Sunday, December 8, 2013

December 7, 1863 (Sunday): Lee Declines A New Command

General Robert E. Lee (Library of Congress)

President Confederate States, Richmond:
     Mr. PRESIDENT: I have had the honor to receive your dispatch, inquiring whether I could go to Dalton. I can if desired, but of the expediency of the measure you can judge better than I can. Unless it is intended that I should take permanent command, I can see no good that will result, even if in that event any could be accomplished. I also fear that I would not receive cordial co-operation, and I think it necessary if I am withdrawn from here that a commander for this army be sent to it. General Ewell's condition, I fear, is too feeble to undergo the fatigue and labor incident to the position. I hope Your Excellency will not suppose that I am offering any obstacles to any measure you may think necessary. I only seek to give you the opportunity to form your opinion after a full consideration of the subject.
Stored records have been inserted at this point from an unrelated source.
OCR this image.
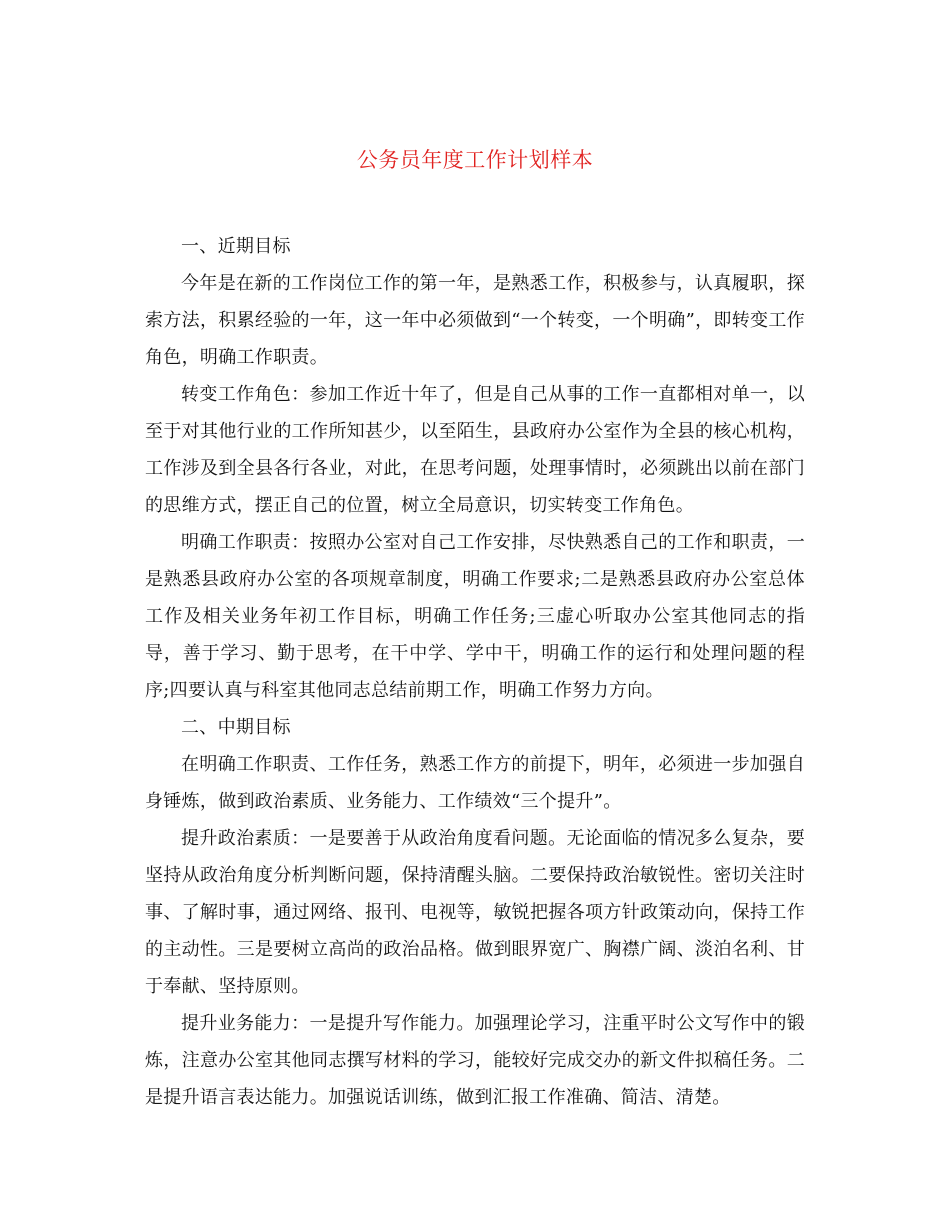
公务员年度工作计划样本

一、近期目标

今年是在新的工作岗位工作的第一年，是熟悉工作，积极参与，认真履职，探索方法，积累经验的一年，这一年中必须做到“一个转变，一个明确”，即转变工作角色，明确工作职责。

转变工作角色：参加工作近十年了，但是自己从事的工作一直都相对单一，以至于对其他行业的工作所知甚少，以至陌生，县政府办公室作为全县的核心机构，工作涉及到全县各行各业，对此，在思考问题，处理事情时，必须跳出以前在部门的思维方式，摆正自己的位置，树立全局意识，切实转变工作角色。

明确工作职责：按照办公室对自己工作安排，尽快熟悉自己的工作和职责，一是熟悉县政府办公室的各项规章制度，明确工作要求;二是熟悉县政府办公室总体工作及相关业务年初工作目标，明确工作任务;三虚心听取办公室其他同志的指导，善于学习、勤于思考，在干中学、学中干，明确工作的运行和处理问题的程序;四要认真与科室其他同志总结前期工作，明确工作努力方向。

二、中期目标

在明确工作职责、工作任务，熟悉工作方的前提下，明年，必须进一步加强自身锤炼，做到政治素质、业务能力、工作绩效“三个提升”。

提升政治素质：一是要善于从政治角度看问题。无论面临的情况多么复杂，要坚持从政治角度分析判断问题，保持清醒头脑。二要保持政治敏锐性。密切关注时事、了解时事，通过网络、报刊、电视等，敏锐把握各项方针政策动向，保持工作的主动性。三是要树立高尚的政治品格。做到眼界宽广、胸襟广阔、淡泊名利、甘于奉献、坚持原则。

提升业务能力：一是提升写作能力。加强理论学习，注重平时公文写作中的锻炼，注意办公室其他同志撰写材料的学习，能较好完成交办的新文件拟稿任务。二是提升语言表达能力。加强说话训练，做到汇报工作准确、简洁、清楚。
I have not that confidence either in my strength or ability as would lead me of my own option to under take the command in question.
      I am, with great respect, your obedient servant,

      R. E. LEE,

Official Records, Series I, Vol. 31, Part 3, Page 792.
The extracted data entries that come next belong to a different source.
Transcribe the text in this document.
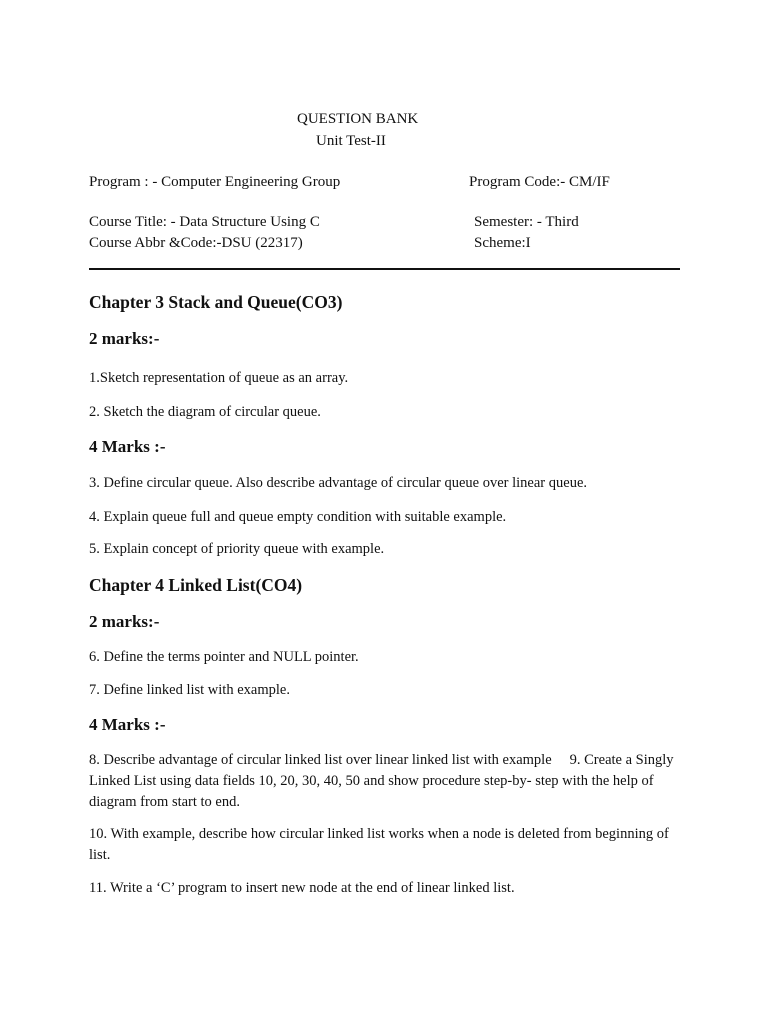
QUESTION BANK

Unit Test-II

Program : - Computer Engineering Group	Program Code:- CM/IF

Course Title: - Data Structure Using C	Semester: - Third

Course Abbr &Code:-DSU (22317)	Scheme:I

Chapter 3 Stack and Queue(CO3)

2 marks:-

1.Sketch representation of queue as an array.

2. Sketch the diagram of circular queue.

4 Marks :-

3. Define circular queue. Also describe advantage of circular queue over linear queue.

4. Explain queue full and queue empty condition with suitable example.

5. Explain concept of priority queue with example.

Chapter 4 Linked List(CO4)

2 marks:-

6. Define the terms pointer and NULL pointer.

7. Define linked list with example.

4 Marks :-

8. Describe advantage of circular linked list over linear linked list with example 9. Create a Singly Linked List using data fields 10, 20, 30, 40, 50 and show procedure step-by- step with the help of diagram from start to end.

10. With example, describe how circular linked list works when a node is deleted from beginning of list.

11. Write a ‘C’ program to insert new node at the end of linear linked list.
Davis did not directly offer Lee command of the Army of the Tennessee, but he would undoubtedly would have liked the commander of the Army of Northern Virginia to at least go to Dalton and bring some order to the situation.  In his discussions with Davis Lee must have at least picked up a hint of the idea of him taking command and here he tactfully steps away from the possibility.  This is yet another indication Lee was beginning to have doubts regarding his own health.  In addition, the practical matter of who would lead the Army Northern Virginia in his absence raises itself.  Ewell had seniority, but after losing a leg at Second Manassas he was not up to commanding an army.  In any event, given his temperment, it is difficult to imagine Ewell in command of the entire army for any length of time.